Une facilité inattendue est donc associée au nouveau moteur, la sérénité est atteinte car elle ne serait autrement réalisée qu’avec une cylindrée plus importante. Toutefois, cela n’est associé qu’à la bonne économie, qui fait partie de la performance. Le reste est assuré par un réajustement du châssis, qui est maintenant équipé de roues de 16 pouces, et d’un système de direction plus direct pour éliminer l’inertie du prédécesseur qui s’est plaint. Même si la vie normale en voiture n’est pas un slalom, la plus grande précision de direction combinée à une meilleure maniabilité devient immédiatement évidente.

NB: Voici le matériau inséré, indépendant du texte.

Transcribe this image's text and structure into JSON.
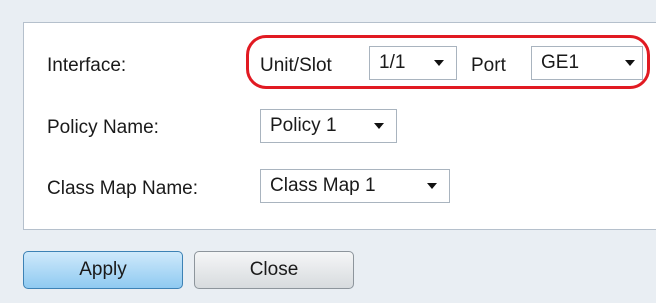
{
  "form": {
    "interface_label": "Interface:",
    "unit_slot_label": "Unit/Slot",
    "unit_slot_value": "1/1",
    "port_label": "Port",
    "port_value": "GE1",
    "policy_name_label": "Policy Name:",
    "policy_name_value": "Policy 1",
    "class_map_name_label": "Class Map Name:",
    "class_map_name_value": "Class Map 1"
  },
  "buttons": {
    "apply_label": "Apply",
    "close_label": "Close"
  },
  "colors": {
    "highlight": "#e11a22",
    "apply_button": "#8fcaf1",
    "background": "#e9eef3"
  }
}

Le poids élevé de la voiture est moins perceptible, la réponse de la direction est plus directe. Même à des vitesses autoroutières élevées, le trio roule presque stoïquement en ligne droite et fait preuve d’un naturel que l’on considère difficilement possible dans les virages.

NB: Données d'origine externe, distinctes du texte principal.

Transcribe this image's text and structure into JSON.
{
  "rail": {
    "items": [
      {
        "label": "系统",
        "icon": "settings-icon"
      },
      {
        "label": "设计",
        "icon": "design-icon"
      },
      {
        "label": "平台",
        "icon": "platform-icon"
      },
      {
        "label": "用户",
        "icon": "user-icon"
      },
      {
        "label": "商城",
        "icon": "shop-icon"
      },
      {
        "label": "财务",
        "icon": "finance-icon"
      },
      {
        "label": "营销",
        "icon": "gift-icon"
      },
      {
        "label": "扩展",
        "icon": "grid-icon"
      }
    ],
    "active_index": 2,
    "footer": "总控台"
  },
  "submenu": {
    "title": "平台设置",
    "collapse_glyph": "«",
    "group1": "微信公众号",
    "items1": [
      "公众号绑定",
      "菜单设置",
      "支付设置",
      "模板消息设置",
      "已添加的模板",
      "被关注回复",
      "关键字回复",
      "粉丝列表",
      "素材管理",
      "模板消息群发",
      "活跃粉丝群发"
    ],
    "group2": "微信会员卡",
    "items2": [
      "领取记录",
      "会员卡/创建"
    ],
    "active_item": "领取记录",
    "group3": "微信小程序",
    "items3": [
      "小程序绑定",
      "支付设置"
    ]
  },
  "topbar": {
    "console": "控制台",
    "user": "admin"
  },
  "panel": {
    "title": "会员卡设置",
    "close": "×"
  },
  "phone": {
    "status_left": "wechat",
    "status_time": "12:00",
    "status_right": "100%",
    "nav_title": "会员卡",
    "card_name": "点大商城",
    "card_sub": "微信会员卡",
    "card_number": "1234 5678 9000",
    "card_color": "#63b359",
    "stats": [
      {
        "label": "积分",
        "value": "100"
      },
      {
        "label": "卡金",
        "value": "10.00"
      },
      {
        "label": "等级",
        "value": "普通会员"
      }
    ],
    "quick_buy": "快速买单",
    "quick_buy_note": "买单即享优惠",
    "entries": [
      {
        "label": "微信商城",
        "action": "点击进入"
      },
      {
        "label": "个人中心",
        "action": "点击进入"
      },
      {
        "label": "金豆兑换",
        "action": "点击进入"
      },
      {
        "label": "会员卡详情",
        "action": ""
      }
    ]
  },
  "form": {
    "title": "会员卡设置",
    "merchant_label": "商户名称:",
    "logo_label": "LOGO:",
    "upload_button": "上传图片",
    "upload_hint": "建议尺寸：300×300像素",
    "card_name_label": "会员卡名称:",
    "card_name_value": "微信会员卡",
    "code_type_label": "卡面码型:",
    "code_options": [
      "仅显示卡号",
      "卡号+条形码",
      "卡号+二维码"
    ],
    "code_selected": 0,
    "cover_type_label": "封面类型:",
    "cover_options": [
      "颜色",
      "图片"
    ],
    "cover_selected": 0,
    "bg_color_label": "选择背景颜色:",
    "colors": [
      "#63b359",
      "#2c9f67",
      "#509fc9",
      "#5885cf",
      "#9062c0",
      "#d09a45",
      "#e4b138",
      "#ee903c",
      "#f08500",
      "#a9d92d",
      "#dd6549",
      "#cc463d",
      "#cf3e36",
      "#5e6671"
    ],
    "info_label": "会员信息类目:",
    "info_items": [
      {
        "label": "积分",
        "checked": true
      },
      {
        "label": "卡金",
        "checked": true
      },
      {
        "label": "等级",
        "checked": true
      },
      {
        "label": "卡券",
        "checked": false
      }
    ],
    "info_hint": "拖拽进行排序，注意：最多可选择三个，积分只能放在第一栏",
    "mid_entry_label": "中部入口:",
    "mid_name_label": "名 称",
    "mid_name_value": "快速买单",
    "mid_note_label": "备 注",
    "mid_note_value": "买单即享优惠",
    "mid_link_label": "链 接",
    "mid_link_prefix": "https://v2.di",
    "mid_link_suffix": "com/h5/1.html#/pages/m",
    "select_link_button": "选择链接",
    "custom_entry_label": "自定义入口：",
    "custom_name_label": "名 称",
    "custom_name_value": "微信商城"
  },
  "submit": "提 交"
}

DSC, le programme de stabilité, est désormais standard, mais les techniciens pensent que seul un remplissage de sécurité actif supplémentaire a été créé, pas un laminage à commande électronique des défauts du châssis. Ici, l’approche asymptotique de l’optimum concevable est certes atteinte, mais malheureusement il y a aussi une petite ombre derrière tant de lumière. Le prédécesseur plus sédentaire est plus confortable, car il est évident que l’orientation du modèle actuel vers la dynamique de conduite a un coût en termes de capacité de déglutition. Vous pouvez sentir la route – certains conducteurs de BMW le voudront même – mais ce n’est plus un confort de suspension exceptionnel, même si la 318i a une meilleure suspension globale que les modèles Compact inutilement tendus. Sur les tronçons autoroutiers spéciaux, vous êtes en mouvement – un contraste confortable avec le roulement velouté. La réduction de confort est le poil dans la soupe, mais cela ne change pas le fait que le trio lifting du visage a fait un pas en avant évident. Le rein avant plus large ressemble à un symbole – pour encore plus de BMW.
BMW a réussi avec la 318i révisée une voiture haut de gamme, avec des caractéristiques de conduite de première classe, de très bonnes performances de conduite et une consommation de carburant incroyablement faible. Le plaisir de conduire n’est pas seulement un slogan, même si le confort de la suspension n’est plus le même qu’avant.